Terkadang hidup itu tidak boleh diratapi saja. Harus ada perubahan yang berarti. Harus ada langkah. Tidak boleh diam saja. Karena waktu terus berjalan dan akhirnya meninggalkan kita jauh dibelakang dan tawa dari si Waktu dapat kita dengar. Bukan 'hahaha' lagi tapi 'buahahahaaahahaaaaaaaaa'. Menyebalkan bukan? Ini pengalamanku ketika aku duduk di sekolah menengah atas. Menjelang Ujian Nasional aku hanya diam berleha-leha tidak tau apa yang mau dikerjakan. Guru les yang datang terus menerus mengulang pelajaran itu dengan sabar sampai aku suntuk banget. Ini sudah mendekati titik jenuh paling atas. Aku bosan. Hampir setengah tahun ini hanya mengulang-ngulang pelajaran SMA. Apalagi pelajaran matematika. Salah satu pelajaran kesukaanku karena tidak perlu menghafal melainkan menggunakan logika hasilpun bisa didapatkan dengan mudah. Semakin diingatkan pada rumus makin bosan aku. Bukan caraku menyelesaikan permasalahan matematika menggunakan rumus. Selama sekolah aku jarang menggunakan buku tulis. Semua aku tulis di buku pelajaran itu ataupun di kertas lain dan akhirnya dibuang. Ingatanku memang tidak bagus. Tapi aku tidak menutupinya dengan menulis di buku tulis. Menurutku itu buang-buang kertas. Kalau memang penting aku akan tulis di buku pelajaran yang bersangkutan. Lebih baik. Aku malas sekali kalau harus menulis keseluruhan tulisan yang diberikan oleh guru - jangan tersinggung ya my lovely teacher. Aku hanya menulis yang penting. Hanya itu. Menulis di buku pelajaran pada dibagian yang kosong dan buku pelajaran menjadi sangat-sangat penting karena multifungsinya itu. Jika buku itu hilang aku hanya dapat membelinya ulang tapi tidak beserta dengan catatanku yang amburadul didalamnya. Hal ini membuatku susah meminjamkan buku pelajaran kepada orang lain karena aku membutuhkannya juga. Bukan karena pelit. Harta pendidikanku semua hanya ada disana.

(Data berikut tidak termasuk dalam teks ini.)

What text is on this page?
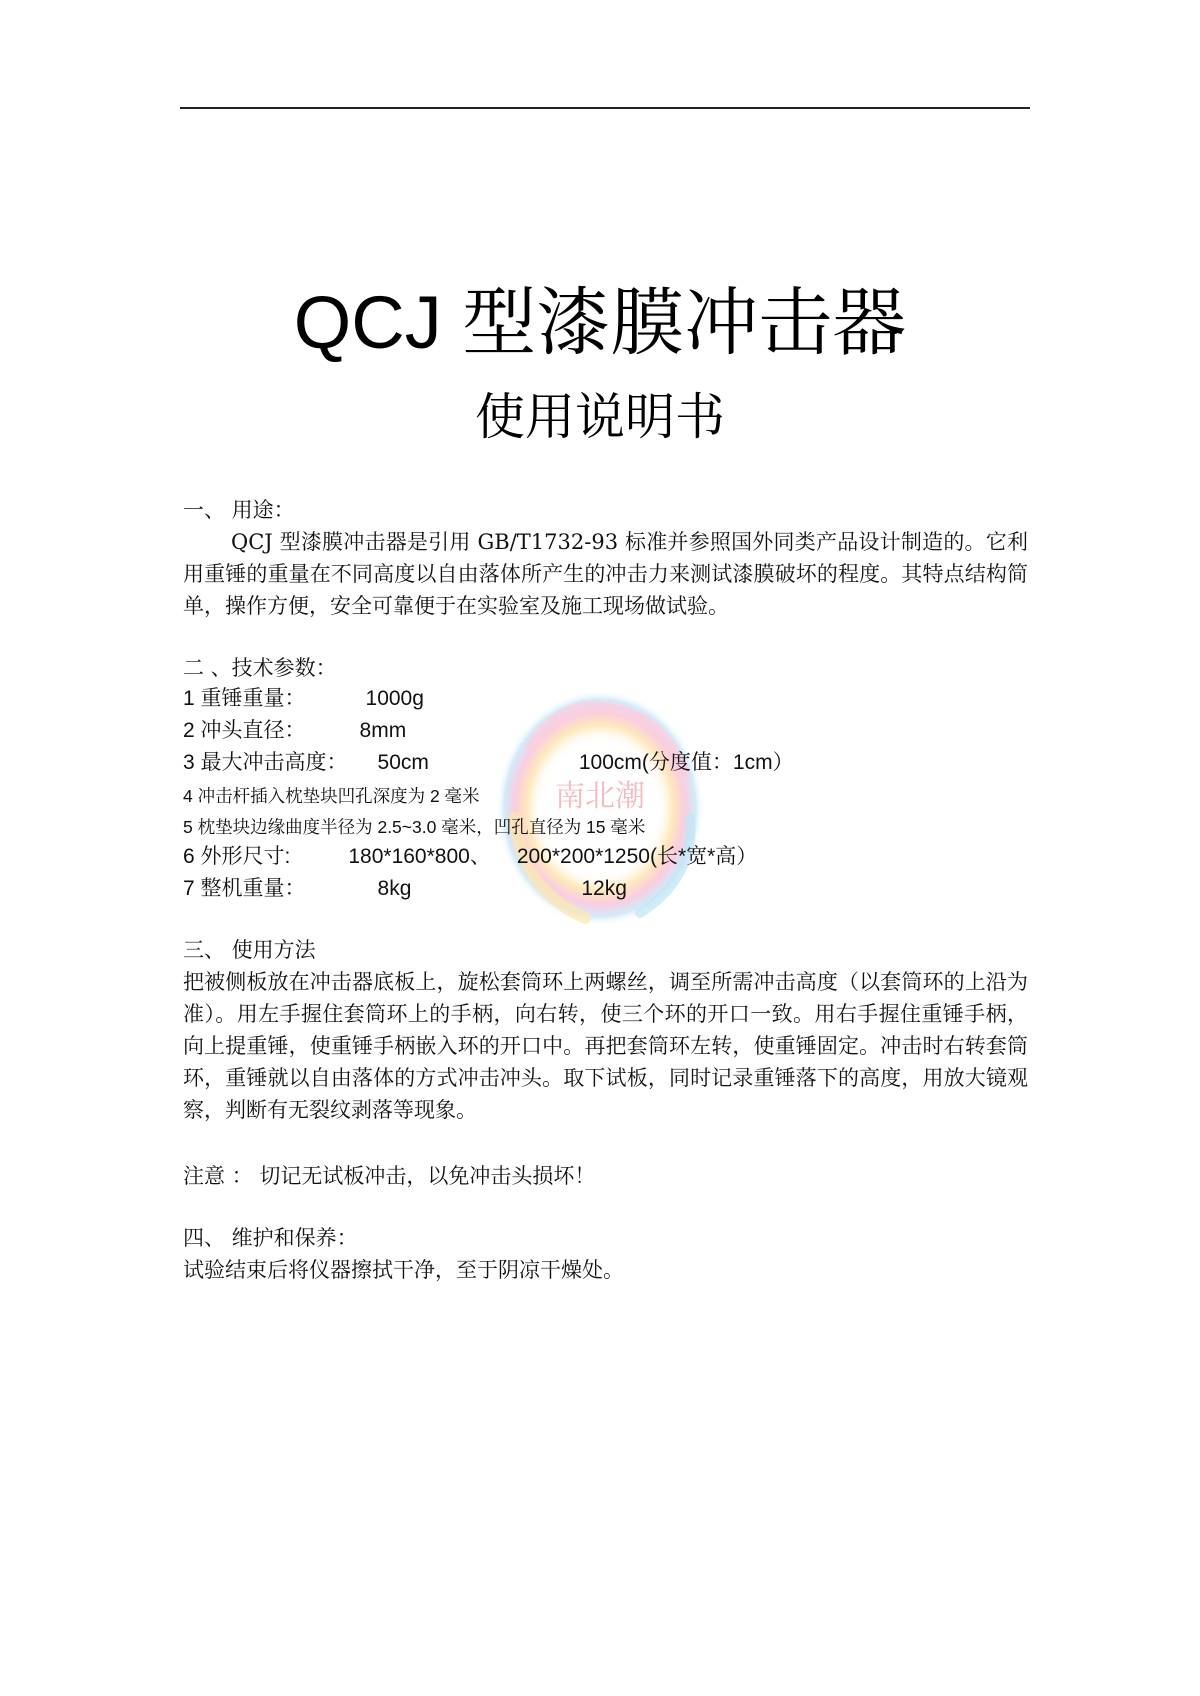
南北潮
QCJ 型漆膜冲击器
使用说明书
一、 用途：
QCJ 型漆膜冲击器是引用 GB/T1732-93 标准并参照国外同类产品设计制造的。它利用重锤的重量在不同高度以自由落体所产生的冲击力来测试漆膜破坏的程度。其特点结构简单，操作方便，安全可靠便于在实验室及施工现场做试验。
二 、技术参数：
1 重锤重量：	1000g
2 冲头直径：	8mm
3 最大冲击高度： 50cm	100cm(分度值：1cm）
4 冲击杆插入枕垫块凹孔深度为 2 毫米
5 枕垫块边缘曲度半径为 2.5~3.0 毫米，凹孔直径为 15 毫米
6 外形尺寸:	180*160*800、 200*200*1250(长*宽*高）
7 整机重量：	8kg	12kg
三、 使用方法
把被侧板放在冲击器底板上，旋松套筒环上两螺丝，调至所需冲击高度（以套筒环的上沿为准）。用左手握住套筒环上的手柄，向右转，使三个环的开口一致。用右手握住重锤手柄，向上提重锤，使重锤手柄嵌入环的开口中。再把套筒环左转，使重锤固定。冲击时右转套筒环，重锤就以自由落体的方式冲击冲头。取下试板，同时记录重锤落下的高度，用放大镜观察，判断有无裂纹剥落等现象。
注意 ： 切记无试板冲击，以免冲击头损坏！
四、 维护和保养：
试验结束后将仪器擦拭干净，至于阴凉干燥处。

Waktu terus berjalan mendekati hari bersejarah dalam dunia (ku). Tapi aku makin tidak semangat mengikuti pelajaran yang ada. Ketika libur malah belajar. Tidak ada hiburan yang terselip sama sekali. Tiap hari aku diberi makan pelajaran yang termasuk dalam ujian nasional. Hari ini bahasa Indonesia. Besok matematika. Besok fisika. Besok kembali ke matematika (nah loh?). Besoknya biologi. Besoknya lagi Kimia. Setelah itu matematika lagi. Dan begitu seterusnya. Aku sempat berpikir kalau guru-guru bersangkutan pada stress semua hingga jadwalpun tidak terususun dengan baik nan indah - misalnya disisipin permainan ps. Setelah lulus baru aku tau maksud dari jadwal gawat ini. Hahaha. Maaf ya guru-guruku tercinta, aku sempat berpikir jelek-jelek waktu itu. Hahaha *murid durhaka nih.

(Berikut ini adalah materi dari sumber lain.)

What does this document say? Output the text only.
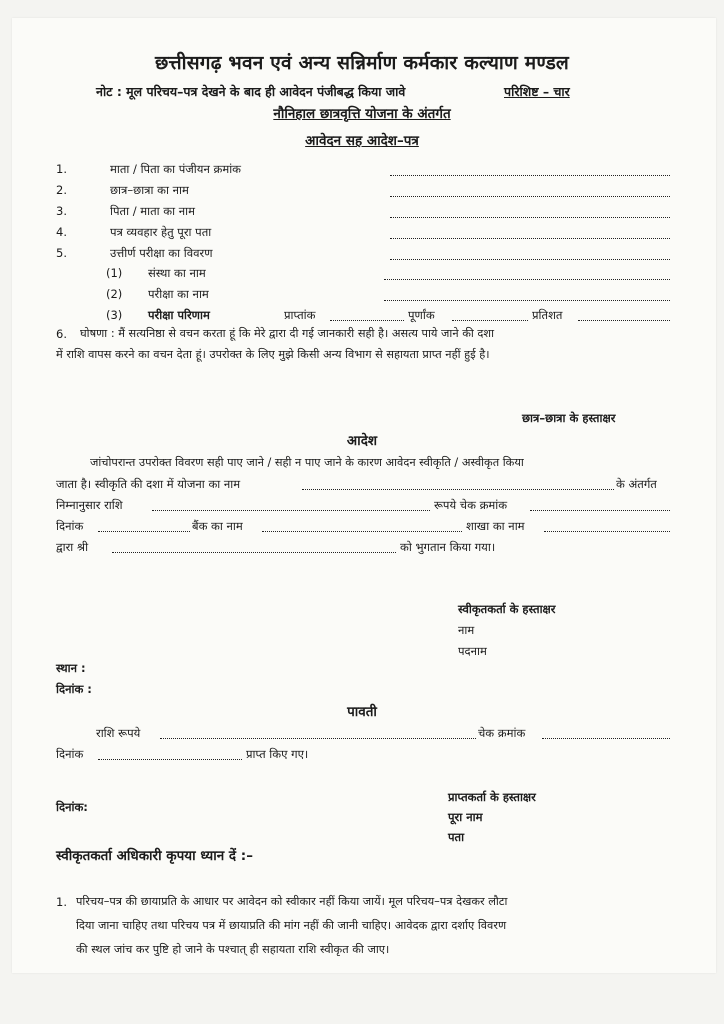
छत्तीसगढ़ भवन एवं अन्य सन्निर्माण कर्मकार कल्याण मण्डल
नोट : मूल परिचय–पत्र देखने के बाद ही आवेदन पंजीबद्ध किया जावे	परिशिष्ट – चार
नौनिहाल छात्रवृत्ति योजना के अंतर्गत
आवेदन सह आदेश–पत्र
1.	माता / पिता का पंजीयन क्रमांक
2.	छात्र–छात्रा का नाम
3.	पिता / माता का नाम
4.	पत्र व्यवहार हेतु पूरा पता
5.	उत्तीर्ण परीक्षा का विवरण
(1) संस्था का नाम
(2) परीक्षा का नाम
(3) परीक्षा परिणाम	प्राप्तांक	पूर्णांक	प्रतिशत
6. घोषणा : मैं सत्यनिष्ठा से वचन करता हूं कि मेरे द्वारा दी गई जानकारी सही है। असत्य पाये जाने की दशा
में राशि वापस करने का वचन देता हूं। उपरोक्त के लिए मुझे किसी अन्य विभाग से सहायता प्राप्त नहीं हुई है।
छात्र–छात्रा के हस्ताक्षर
आदेश
जांचोपरान्त उपरोक्त विवरण सही पाए जाने / सही न पाए जाने के कारण आवेदन स्वीकृति / अस्वीकृत किया
जाता है। स्वीकृति की दशा में योजना का नाम	के अंतर्गत
निम्नानुसार राशि	रूपये चेक क्रमांक
दिनांक	बैंक का नाम	शाखा का नाम
द्वारा श्री	को भुगतान किया गया।
स्वीकृतकर्ता के हस्ताक्षर
नाम
पदनाम
स्थान :
दिनांक :
पावती
राशि रूपये	चेक क्रमांक
दिनांक	प्राप्त किए गए।
प्राप्तकर्ता के हस्ताक्षर
दिनांक:
पूरा नाम
पता
स्वीकृतकर्ता अधिकारी कृपया ध्यान दें :–
1. परिचय–पत्र की छायाप्रति के आधार पर आवेदन को स्वीकार नहीं किया जायें। मूल परिचय–पत्र देखकर लौटा
दिया जाना चाहिए तथा परिचय पत्र में छायाप्रति की मांग नहीं की जानी चाहिए। आवेदक द्वारा दर्शाए विवरण
की स्थल जांच कर पुष्टि हो जाने के पश्चात् ही सहायता राशि स्वीकृत की जाए।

Setelah ujian nasional akan mulai 7 hari lagi, aku mulai panik. Sangat panik! Banyak pikiran negatif menyerang pikiranku ini dengan pedang-pedang yang lancip itu - jadi ingat rumus lancipnya segitiga. Banyak pesan singkat yang masuk dalam ponselku yang harus di kirim ulang ke teman lain dengan ancaman tidak lulus ujian membuatku makin tidak karuan. Pulsa tidak mencukupi. Aku makin dan semakin panik hingga stress. UN didepan mata saja belum terurus apalagi nanti untuk masuk perguruan tingginya. Tiba-tiba jadi menyesal tidak belajar tekun waktu itu. Waktu terus berjalan dengan konsisten sementara aku yang awalnya jalan seperti siput jadi harus transformasi menjadi macan tutul. Bikin capek. Tapi akhirnya bisa juga aku lulus. Untung ingatan-ingatanku tidak bandel dan kabur pergi ketika hari H, yaitu ketika menjelang Ujian Nasional (UN) dan Ujian Seleksi Nasional Masuk Perguruan Tinggi Negri (SNMPTN). Dua-duanya lulus dan lolos seleksi padahal tidak belajar. Ketika UN tidak belajar karena penyakit malas kambuh dan pas SNMPTN-nya karena kecelakaan hingga masuk rumah sakit seminggu sebelum ujian. Hahaha. Its like a miracle for me. Kecelakaan membuatku kesulitan menyelesaikan soal-soal SNMPTN. That's why I said its miracle. Thx everyone. Especially my parent.